Heng Samrin’s Adviser Held in Drug-Lab Case

Banteay Meanchey provincial police have arrested an adviser to National Assembly and CPP Hon­orary President Heng Samrin for his alleged role in an illicit Kom­pong Speu province drug production laboratory, officials said Thursday.

Oum Chhay, owner of Chhay Chhay Investment Ltd, was arrested Wednesday afternoon in O’Chrou district’s Poipet commune for allegedly aiding the transportation of over four tons of amphetamine precursor chemicals to the Kompong Speu lab, which police raided in April, said Lieutenant General Khieu Sopheak, spokes­man for the Interior Ministry.

“[Oum Chhay] helped to transport the chemicals in order to make amphetamines,” he said Thursday, the same day officials be­gan disposing of the dangerous chemicals at the lab.

Heng Samrin confirmed by telephone that Oum Chhay is one of his advisers, but downplayed the arrest, saying that Oum Chhay’s role in the drug lab was minimal.

“Police just detained him for questioning only—he was not deeply involved,” Heng Samrin said, adding that he had little information about the arrest.

Banteay Meanchey provincial police chief Hun Hean said that his department received orders from the Ministry of Interior to arrest Oum Chhay on Wednesday.

“We made the arrest and sent him immediately” to the Interior Ministry in Phnom Penh, he said, before declining further comment.

Tan Yim Chhay, deputy managing director for Chhay Chhay In­vestment—which operates the 360-hectare Chhay Chhay special economic zone in Poipet—said Oum Chhay was arrested while he was on his way to Thailand, adding that he believed his boss was innocent.

“Let the authorities solve the problem.
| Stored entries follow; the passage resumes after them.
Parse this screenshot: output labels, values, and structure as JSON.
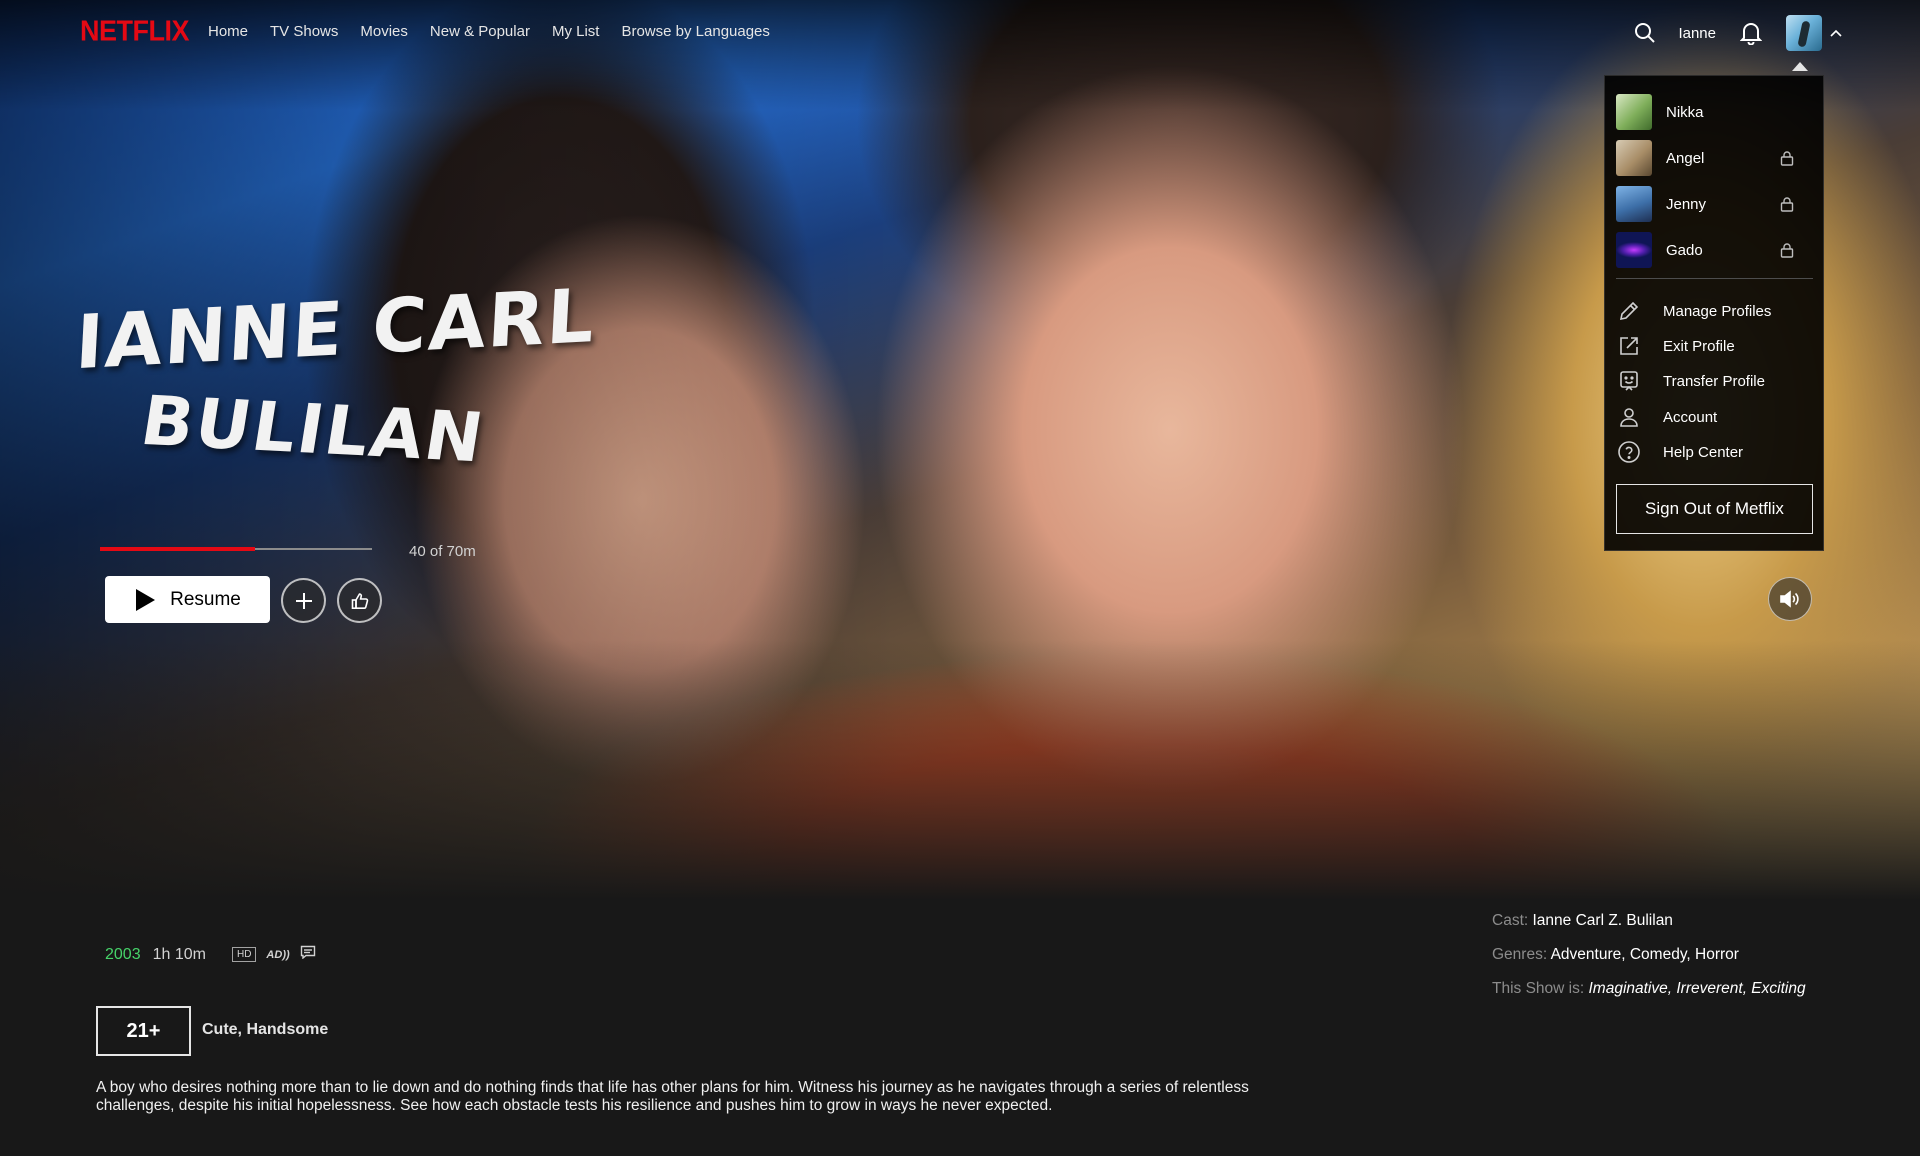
{
  "brand": {
    "logo": "NETFLIX",
    "color": "#e50914"
  },
  "nav": {
    "links": [
      "Home",
      "TV Shows",
      "Movies",
      "New & Popular",
      "My List",
      "Browse by Languages"
    ],
    "username": "Ianne",
    "icons": [
      "search-icon",
      "bell-icon",
      "avatar",
      "caret-up-icon"
    ]
  },
  "profile_menu": {
    "profiles": [
      {
        "name": "Nikka",
        "locked": false
      },
      {
        "name": "Angel",
        "locked": true
      },
      {
        "name": "Jenny",
        "locked": true
      },
      {
        "name": "Gado",
        "locked": true
      }
    ],
    "items": [
      {
        "label": "Manage Profiles",
        "icon": "pencil-icon"
      },
      {
        "label": "Exit Profile",
        "icon": "external-link-icon"
      },
      {
        "label": "Transfer Profile",
        "icon": "transfer-profile-icon"
      },
      {
        "label": "Account",
        "icon": "person-icon"
      },
      {
        "label": "Help Center",
        "icon": "help-circle-icon"
      }
    ],
    "sign_out": "Sign Out of Metflix"
  },
  "title": {
    "line1": "Ianne Carl",
    "line2": "Bulilan"
  },
  "playback": {
    "progress_fraction": 0.571,
    "progress_text": "40 of 70m",
    "resume_label": "Resume",
    "accent": "#e50914"
  },
  "details": {
    "year": "2003",
    "duration": "1h 10m",
    "hd_badge": "HD",
    "ad_badge": "AD",
    "rating": "21+",
    "rating_reasons": "Cute, Handsome",
    "synopsis": "A boy who desires nothing more than to lie down and do nothing finds that life has other plans for him. Witness his journey as he navigates through a series of relentless challenges, despite his initial hopelessness. See how each obstacle tests his resilience and pushes him to grow in ways he never expected.",
    "cast_label": "Cast:",
    "cast": "Ianne Carl Z. Bulilan",
    "genres_label": "Genres:",
    "genres": "Adventure, Comedy, Horror",
    "show_is_label": "This Show is:",
    "show_is": "Imaginative, Irreverent, Exciting",
    "year_color": "#46d369"
  }
}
They will find justice for us,” Tan Yim Chhay said, adding that Oum Chhay was not fleeing the country at the time of his arrest.

“He was going to Thailand to attend a seminar he was invited to by the Thai Commerce Ministry,” he said.

On April 1, police arrested 18 people—14 Cambodians, three Chinese nationals and one Thai national—during raids in Phnom Penh and Phnom Sruoch district’s Treng Trayoeng commune in Kompong Speu.

No actual amphetamine pills were discovered during the raids, and the families of the 14 Cambo­dian men have maintained the men’s innocence, saying that they had only been at the site for one hour before the police raid.

The men were hired on the un­derstanding they would be spraying chemicals to kill grass, their families maintain.

Thursday also saw the start of a UN Office on Drugs and Crime and the National Authority for Combating Drugs joint effort to dispose of the toxic chemicals at the lab, including 2,000 liters of potentially explosive thionyl chloride.

Speaking at a ceremony at the drug-lab site Thursday, Interior Minister Sar Kheng said the chemicals came from China and were brought into the country through Sihanoukville Autonomous Port.

Sar Kheng called on the Ministry of Industry, Mines and Energy, the Ministry of Health, the Council for the Development of Cambodia and customs officers to undertake strict measures before allowing potentially dangerous chemicals into the country.

Suy Sem, Minister of Industry, Mines and En­ergy, said by telephone that he agreed with Sar Kheng’s appeal.

“We have to be careful—all together,” he said, adding that his ministry will en­force more stringent checks on chemicals brought into the country.

After the ceremony, the wives of four of the 14 arrested Cambodi­ans, who live less than 1 km from the lab site, claimed that the owner of their land has threatened to evict them if their husbands don’t return to work their fields by the end of September.

Thou Thang, 53, wife of detained villager Chap Chen, 53, said that without her husband she and her three children are barely scraping by. “We are living in difficulty without our husbands,” she said, reiterating that the arrested men did not know they were being hired to do anything illegal.

Speaking at the ceremony, Teng Savong, vice chairman of the NACD, said it is the responsibility of the Kompong Speu Provincial Authority to submit the documents needed for the Phnom Penh Mu­nicipal Court to consider releasing the men on bail.

Provincial Governor Kang He­ang said by telephone that he had ordered his staff to prepare the necessary documents and expects to submit them to the Phnom Penh court Monday.

Municipal Court Director Chiv Keng said he was too busy to speak with reporters Thursday, and Chief Prosecutor Ouk Savuth declined to comment on the case.